Accounts matcher: 1 item instead of 2000 → 1 LLM call
Cost center matcher: 1 item → 1 LLM call
Tax compliance: small JSON → fits in context
Uncertain validations: small JSON → fits in context
Financial validation: math checks against summary totals → consistent

No batching issues, no context window overflow, no cost explosion.

4. Deterministic Validation Warning

Add a large-document-summary-only check in validation.clj. When summary-page-range is present:

Status: "warning" (not error — doesn't block processing)
Message: "Invoice has N pages — only the summary page was processed for account and cost center matching. Detailed breakdown available for download. Manual review recommended."

This uses the existing validation results mechanism that already renders in the UI.

5. Config Changes

Add :classification-large to the LLM config in config.edn, pointing to Sonnet. This is referenced by the orchestrator's llm-config map alongside the existing keys.

;; In :com.getorcha/llm:
:classification-large {:provider :anthropic
                       :api-key  #orcha/param "/v1-orcha/anthropic-api-key"
                       :model    "claude-sonnet-4-5-20250929"}

;; In the orchestrator's :llm-config:
:classification-large #ref [:com.getorcha/llm :classification-large]

6. Schema Changes

structured-data additions:

;; In the StructuredData Malli schema:
[:summary-page-range {:optional true} [:maybe [:tuple :int :int]]]
[:breakdown-items    {:optional true} [:maybe [:vector LineItem]]]

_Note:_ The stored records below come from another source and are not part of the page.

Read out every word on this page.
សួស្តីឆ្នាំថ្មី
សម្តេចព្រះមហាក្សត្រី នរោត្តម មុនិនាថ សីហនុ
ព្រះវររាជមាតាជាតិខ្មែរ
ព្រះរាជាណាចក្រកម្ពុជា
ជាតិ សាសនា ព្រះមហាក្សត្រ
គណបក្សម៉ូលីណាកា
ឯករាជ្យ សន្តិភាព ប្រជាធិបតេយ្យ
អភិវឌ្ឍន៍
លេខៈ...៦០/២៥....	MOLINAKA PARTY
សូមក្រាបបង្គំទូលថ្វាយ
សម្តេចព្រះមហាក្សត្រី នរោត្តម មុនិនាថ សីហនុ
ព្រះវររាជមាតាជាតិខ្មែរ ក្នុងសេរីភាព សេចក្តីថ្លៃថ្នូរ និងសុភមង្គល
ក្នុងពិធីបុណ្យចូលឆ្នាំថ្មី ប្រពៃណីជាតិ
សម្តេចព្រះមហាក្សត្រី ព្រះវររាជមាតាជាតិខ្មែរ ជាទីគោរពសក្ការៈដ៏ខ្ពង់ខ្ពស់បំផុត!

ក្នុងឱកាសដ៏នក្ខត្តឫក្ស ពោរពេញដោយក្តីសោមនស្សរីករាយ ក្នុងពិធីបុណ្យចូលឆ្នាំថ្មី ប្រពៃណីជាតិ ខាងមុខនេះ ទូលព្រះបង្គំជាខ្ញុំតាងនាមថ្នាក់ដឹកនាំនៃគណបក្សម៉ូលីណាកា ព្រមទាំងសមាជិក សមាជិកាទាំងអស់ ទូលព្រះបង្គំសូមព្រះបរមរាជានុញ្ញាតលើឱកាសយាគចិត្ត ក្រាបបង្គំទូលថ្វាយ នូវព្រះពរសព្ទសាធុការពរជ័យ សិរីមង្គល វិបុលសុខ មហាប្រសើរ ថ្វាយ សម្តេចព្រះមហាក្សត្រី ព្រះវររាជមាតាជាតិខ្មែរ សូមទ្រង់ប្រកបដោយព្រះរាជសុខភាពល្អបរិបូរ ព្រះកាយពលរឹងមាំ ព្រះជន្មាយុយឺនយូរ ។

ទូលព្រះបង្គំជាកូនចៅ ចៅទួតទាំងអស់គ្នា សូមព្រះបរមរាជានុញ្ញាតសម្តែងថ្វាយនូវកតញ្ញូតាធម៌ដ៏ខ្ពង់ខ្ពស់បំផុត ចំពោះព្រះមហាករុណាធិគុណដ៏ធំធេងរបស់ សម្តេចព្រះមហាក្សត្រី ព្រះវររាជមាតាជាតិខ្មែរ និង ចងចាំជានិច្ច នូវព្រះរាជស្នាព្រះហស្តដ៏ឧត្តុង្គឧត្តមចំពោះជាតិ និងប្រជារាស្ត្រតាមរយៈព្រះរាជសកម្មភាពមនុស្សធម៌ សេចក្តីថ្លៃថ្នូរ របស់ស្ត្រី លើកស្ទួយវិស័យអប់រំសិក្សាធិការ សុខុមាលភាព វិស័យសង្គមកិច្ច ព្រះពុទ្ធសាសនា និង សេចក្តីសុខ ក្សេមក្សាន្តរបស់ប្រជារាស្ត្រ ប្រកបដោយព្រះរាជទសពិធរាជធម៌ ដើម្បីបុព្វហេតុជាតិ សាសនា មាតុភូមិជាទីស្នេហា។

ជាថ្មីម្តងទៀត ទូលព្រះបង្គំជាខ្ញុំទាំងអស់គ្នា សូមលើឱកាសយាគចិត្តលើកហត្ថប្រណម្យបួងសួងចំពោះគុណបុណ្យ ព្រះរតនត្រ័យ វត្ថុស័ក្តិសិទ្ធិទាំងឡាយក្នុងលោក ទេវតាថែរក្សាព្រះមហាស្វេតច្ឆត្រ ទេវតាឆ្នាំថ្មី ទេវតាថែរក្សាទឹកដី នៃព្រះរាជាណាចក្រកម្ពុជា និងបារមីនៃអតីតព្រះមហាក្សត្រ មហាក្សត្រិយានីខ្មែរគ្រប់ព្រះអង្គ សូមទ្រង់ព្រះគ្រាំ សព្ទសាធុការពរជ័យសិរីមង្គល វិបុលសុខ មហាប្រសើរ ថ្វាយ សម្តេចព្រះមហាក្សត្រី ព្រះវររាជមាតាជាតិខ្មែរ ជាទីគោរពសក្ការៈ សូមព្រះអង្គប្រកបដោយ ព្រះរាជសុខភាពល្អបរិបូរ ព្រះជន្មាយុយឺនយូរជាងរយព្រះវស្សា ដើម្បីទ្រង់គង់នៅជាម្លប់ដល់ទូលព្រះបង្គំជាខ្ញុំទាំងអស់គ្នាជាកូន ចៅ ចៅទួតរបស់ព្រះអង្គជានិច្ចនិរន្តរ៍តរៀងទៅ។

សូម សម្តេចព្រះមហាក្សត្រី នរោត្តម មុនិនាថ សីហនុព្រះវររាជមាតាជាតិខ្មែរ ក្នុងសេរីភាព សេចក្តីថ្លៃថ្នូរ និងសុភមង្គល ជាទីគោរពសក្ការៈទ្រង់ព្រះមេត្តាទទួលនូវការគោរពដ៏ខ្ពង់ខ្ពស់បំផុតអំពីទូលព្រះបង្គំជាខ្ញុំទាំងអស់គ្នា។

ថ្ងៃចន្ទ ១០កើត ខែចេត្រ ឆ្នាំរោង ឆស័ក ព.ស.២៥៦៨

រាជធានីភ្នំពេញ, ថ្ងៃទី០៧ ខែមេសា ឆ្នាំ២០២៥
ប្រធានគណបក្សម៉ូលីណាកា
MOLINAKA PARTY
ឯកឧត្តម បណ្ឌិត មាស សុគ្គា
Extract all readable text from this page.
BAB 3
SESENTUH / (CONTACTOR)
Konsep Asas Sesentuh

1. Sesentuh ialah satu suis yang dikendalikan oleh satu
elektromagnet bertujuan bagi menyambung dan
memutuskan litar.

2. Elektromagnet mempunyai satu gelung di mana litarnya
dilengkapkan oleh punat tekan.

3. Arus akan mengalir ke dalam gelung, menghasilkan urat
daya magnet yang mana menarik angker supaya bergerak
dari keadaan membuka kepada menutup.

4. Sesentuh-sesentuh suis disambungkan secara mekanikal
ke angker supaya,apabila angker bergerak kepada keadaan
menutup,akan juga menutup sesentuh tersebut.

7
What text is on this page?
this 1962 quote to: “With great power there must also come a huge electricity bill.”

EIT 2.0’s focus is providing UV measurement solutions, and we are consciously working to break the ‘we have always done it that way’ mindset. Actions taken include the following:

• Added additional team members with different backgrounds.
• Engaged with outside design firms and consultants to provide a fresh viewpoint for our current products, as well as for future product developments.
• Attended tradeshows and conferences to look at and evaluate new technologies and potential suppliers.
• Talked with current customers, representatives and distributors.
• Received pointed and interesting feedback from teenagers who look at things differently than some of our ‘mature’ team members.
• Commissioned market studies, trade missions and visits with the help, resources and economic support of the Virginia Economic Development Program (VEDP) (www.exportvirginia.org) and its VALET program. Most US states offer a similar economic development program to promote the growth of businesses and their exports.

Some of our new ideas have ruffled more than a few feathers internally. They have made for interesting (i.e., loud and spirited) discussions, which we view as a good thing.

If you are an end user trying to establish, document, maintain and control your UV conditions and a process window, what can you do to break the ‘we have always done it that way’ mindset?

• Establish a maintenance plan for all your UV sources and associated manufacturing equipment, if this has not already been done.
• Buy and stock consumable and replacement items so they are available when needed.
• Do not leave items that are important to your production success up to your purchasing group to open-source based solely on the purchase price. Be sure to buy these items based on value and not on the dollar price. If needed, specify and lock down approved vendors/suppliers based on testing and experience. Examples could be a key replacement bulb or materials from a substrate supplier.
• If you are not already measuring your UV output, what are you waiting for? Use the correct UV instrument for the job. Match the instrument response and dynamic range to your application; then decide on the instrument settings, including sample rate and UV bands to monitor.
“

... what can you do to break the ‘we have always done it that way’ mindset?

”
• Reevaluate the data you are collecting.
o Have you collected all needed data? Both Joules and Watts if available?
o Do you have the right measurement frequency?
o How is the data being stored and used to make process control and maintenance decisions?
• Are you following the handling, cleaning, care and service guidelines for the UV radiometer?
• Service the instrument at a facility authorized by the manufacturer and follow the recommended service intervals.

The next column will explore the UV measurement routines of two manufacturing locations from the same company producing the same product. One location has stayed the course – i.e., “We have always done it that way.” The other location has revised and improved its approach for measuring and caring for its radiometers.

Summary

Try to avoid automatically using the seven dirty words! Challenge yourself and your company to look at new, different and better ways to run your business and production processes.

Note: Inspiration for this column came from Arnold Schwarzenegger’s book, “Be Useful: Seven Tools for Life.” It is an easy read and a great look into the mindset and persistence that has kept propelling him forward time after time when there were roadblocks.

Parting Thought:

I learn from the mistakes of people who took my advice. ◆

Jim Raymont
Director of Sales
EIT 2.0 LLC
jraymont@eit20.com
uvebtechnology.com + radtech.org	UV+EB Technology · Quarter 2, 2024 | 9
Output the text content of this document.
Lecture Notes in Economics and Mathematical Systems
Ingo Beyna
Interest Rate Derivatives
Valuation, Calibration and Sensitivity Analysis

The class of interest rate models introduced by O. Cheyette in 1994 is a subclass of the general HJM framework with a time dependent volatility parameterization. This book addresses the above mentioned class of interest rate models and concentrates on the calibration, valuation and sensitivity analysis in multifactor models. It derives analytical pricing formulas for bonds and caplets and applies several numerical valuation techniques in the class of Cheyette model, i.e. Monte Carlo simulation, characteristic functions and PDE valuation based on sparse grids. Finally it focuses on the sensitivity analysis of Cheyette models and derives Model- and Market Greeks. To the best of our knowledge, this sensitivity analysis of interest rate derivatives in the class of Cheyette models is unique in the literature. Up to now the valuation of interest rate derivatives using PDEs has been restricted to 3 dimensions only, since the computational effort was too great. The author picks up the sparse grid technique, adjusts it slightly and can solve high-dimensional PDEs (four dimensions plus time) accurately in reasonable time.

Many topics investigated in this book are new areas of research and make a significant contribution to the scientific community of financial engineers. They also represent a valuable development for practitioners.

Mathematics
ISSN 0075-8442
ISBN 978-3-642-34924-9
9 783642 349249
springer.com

breakdown-items has the same shape as line-items — same LineItem schema — but without the post-processing enrichment fields (no debit-account, credit-account, cost-center, etc.).

classification additions:

;; In the classification output:
[:summary-page-range {:optional true} [:maybe [:tuple :int :int]]]

7. UI Changes

Summary items displayed in the normal line items table (with account/cost-center matches)
Breakdown items available via CSV download button
Warning banner from the validation check: "Large invoice — needs manual review"

8. Pipeline Flow

Document arrives
    │
    ▼
Transcription (unchanged)
    │
    ▼
Classification (agent loop)
    ├─ ≤50 pages: classify only (1 iteration, 0 tool calls)
    └─ >50 pages: classify + summary detection (2-4 iterations with tools)
    │
    ▼
Extraction (all pages, chunked if needed)
    ├─ If summary-page-range set: split into line-items + breakdown-items
    └─ If null: all items in line-items (current behavior)
    │
    ▼
Post-processing (on line-items only)
    │
    ▼
Validation (adds summary-only warning if applicable)
    │
    ▼
Store structured-data with line-items, breakdown-items, summary-page-range

What This Does NOT Solve

Extraction cost: Chunked extraction still makes 5 API calls for a 466-page document. This is acceptable — extraction happens once, and we need the full data.
Extraction quality: LLM extraction of 120 pages per chunk with hundreds of line items per chunk may miss items or produce errors. Acceptable for breakdown items — they're reference data, not enriched.
Breakdown enrichment: Breakdown items get no account/cost-center/tax matching. Users must review manually. This is the intended behavior.
Dynamic summary detection for ≤50 page documents: These go through the normal pipeline. If a 30-page invoice has post-processing issues, that's a separate problem to solve (likely by batching post-processors better).